One of the key governance principles of the Bitcoin Network Was to establish a “trustless” environment open to the general public, where no single party is responsible for, or enabled with, governing and operating the network. Although this kind of network may offer certain advantages like providing a decentralized system which isn’t dependent on any particular party to operate, it may also pose some vulnerability in case it contributes to inefficient management of the machine. As an instance, recent events have shown that lack of a central governing body for its evolving Bitcoin Network has generated concerns for the system, as participants try to ascertain an approach to handle greater transaction volume. Therefore, a Blockchain network dependent on the use of a trustless system, where no party is responsible or liable for the appropriate operation of the machine, may pose risks to investors and markets. Many market participants are working to use private Blockchain networks using a governance structure that takes into consideration that participants in the network are generally known and trusted parties.
When setting up or engaging in a private Blockchain Network, in which multiple organizations across the sector are involved, a number of the first governance questions that need to be answered relate to the operation of the network and deciding that bears responsibility for it. Below are the types of questions that market participants may wish to consider when creating a governance structure to get a Blockchain network.
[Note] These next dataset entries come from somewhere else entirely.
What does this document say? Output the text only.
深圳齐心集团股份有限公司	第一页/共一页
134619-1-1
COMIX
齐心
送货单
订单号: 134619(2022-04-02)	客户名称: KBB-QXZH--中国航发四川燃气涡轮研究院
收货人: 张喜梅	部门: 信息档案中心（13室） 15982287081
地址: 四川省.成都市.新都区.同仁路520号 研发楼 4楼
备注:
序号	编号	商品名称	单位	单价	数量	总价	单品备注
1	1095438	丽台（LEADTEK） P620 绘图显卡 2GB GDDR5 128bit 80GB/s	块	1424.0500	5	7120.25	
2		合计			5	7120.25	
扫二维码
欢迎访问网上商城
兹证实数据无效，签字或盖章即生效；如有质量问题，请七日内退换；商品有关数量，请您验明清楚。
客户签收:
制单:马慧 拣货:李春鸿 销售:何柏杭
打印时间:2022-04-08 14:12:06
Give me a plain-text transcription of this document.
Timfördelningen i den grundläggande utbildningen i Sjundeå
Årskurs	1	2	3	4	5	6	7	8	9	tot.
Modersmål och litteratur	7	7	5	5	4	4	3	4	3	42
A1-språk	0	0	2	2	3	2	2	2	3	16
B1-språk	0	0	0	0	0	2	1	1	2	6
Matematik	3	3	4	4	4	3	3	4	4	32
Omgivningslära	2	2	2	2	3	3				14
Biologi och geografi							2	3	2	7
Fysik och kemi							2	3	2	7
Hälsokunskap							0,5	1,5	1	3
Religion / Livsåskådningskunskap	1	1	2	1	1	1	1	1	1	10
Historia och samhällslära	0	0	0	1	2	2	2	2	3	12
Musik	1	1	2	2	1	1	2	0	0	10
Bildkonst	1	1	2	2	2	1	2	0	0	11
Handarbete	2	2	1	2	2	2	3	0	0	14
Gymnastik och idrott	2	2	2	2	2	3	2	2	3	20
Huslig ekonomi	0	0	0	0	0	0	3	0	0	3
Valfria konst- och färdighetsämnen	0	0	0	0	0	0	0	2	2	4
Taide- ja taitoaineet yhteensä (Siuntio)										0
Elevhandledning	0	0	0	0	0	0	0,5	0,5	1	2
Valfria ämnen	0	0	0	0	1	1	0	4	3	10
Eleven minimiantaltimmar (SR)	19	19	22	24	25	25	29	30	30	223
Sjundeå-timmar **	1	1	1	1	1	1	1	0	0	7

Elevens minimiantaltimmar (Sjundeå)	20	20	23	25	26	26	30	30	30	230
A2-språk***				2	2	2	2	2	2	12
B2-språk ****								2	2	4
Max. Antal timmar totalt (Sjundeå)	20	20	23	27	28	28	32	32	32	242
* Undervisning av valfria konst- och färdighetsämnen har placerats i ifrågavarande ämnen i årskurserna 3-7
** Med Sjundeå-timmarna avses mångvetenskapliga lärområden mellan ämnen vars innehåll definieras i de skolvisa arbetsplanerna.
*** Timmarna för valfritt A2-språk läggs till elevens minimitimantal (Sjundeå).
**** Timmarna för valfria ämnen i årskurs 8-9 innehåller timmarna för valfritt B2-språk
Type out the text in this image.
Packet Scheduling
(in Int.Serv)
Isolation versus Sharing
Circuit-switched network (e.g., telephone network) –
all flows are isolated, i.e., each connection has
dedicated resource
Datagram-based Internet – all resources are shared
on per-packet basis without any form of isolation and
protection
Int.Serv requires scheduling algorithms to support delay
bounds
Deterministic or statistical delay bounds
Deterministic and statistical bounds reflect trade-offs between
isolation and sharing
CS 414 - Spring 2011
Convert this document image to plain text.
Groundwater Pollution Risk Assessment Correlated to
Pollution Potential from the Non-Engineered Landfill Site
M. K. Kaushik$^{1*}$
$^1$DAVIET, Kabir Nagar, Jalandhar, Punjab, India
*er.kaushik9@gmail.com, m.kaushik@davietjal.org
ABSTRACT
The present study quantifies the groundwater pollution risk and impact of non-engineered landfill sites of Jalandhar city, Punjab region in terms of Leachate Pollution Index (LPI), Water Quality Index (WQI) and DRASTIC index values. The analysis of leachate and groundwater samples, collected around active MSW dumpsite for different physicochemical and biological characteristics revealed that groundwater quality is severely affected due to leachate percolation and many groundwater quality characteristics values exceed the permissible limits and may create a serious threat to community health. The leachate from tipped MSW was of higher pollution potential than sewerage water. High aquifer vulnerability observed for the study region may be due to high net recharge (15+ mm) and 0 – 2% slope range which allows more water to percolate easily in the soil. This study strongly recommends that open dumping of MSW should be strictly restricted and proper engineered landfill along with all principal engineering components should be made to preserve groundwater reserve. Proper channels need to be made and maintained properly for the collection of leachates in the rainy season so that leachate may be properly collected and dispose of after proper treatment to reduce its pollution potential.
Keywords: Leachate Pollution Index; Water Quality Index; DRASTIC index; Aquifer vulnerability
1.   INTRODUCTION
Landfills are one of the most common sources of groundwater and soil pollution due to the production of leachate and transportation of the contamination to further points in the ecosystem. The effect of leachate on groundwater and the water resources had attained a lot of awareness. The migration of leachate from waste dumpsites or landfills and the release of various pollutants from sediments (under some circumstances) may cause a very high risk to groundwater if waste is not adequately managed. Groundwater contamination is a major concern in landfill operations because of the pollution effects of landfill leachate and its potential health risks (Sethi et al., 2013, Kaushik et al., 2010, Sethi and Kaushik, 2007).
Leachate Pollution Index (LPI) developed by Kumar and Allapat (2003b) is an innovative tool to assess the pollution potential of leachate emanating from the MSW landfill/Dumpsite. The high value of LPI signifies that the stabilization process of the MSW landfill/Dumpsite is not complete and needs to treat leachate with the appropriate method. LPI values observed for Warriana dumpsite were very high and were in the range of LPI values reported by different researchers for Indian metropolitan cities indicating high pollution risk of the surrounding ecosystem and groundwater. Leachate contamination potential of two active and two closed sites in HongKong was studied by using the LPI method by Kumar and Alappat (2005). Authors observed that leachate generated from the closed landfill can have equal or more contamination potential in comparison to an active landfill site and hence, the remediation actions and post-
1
· Can the governance arrangement for the Blockchain system be determined by a single entity or a set of firms? How would the pursuits of end-users, that aren’t participants on the community, be represented?
· Who would be responsible for ensuring adherence by amateurs to the prerequisites established for the Blockchain network, and how could this be ran?
· Who would be accountable for the day-to-day operation of this system and resolving any technical problems on the network?
· Who would be responsible for setting and maintaining a affordable business continuity plan (BCP) to your network, to address some unanticipated emergencies or significant business disruptions?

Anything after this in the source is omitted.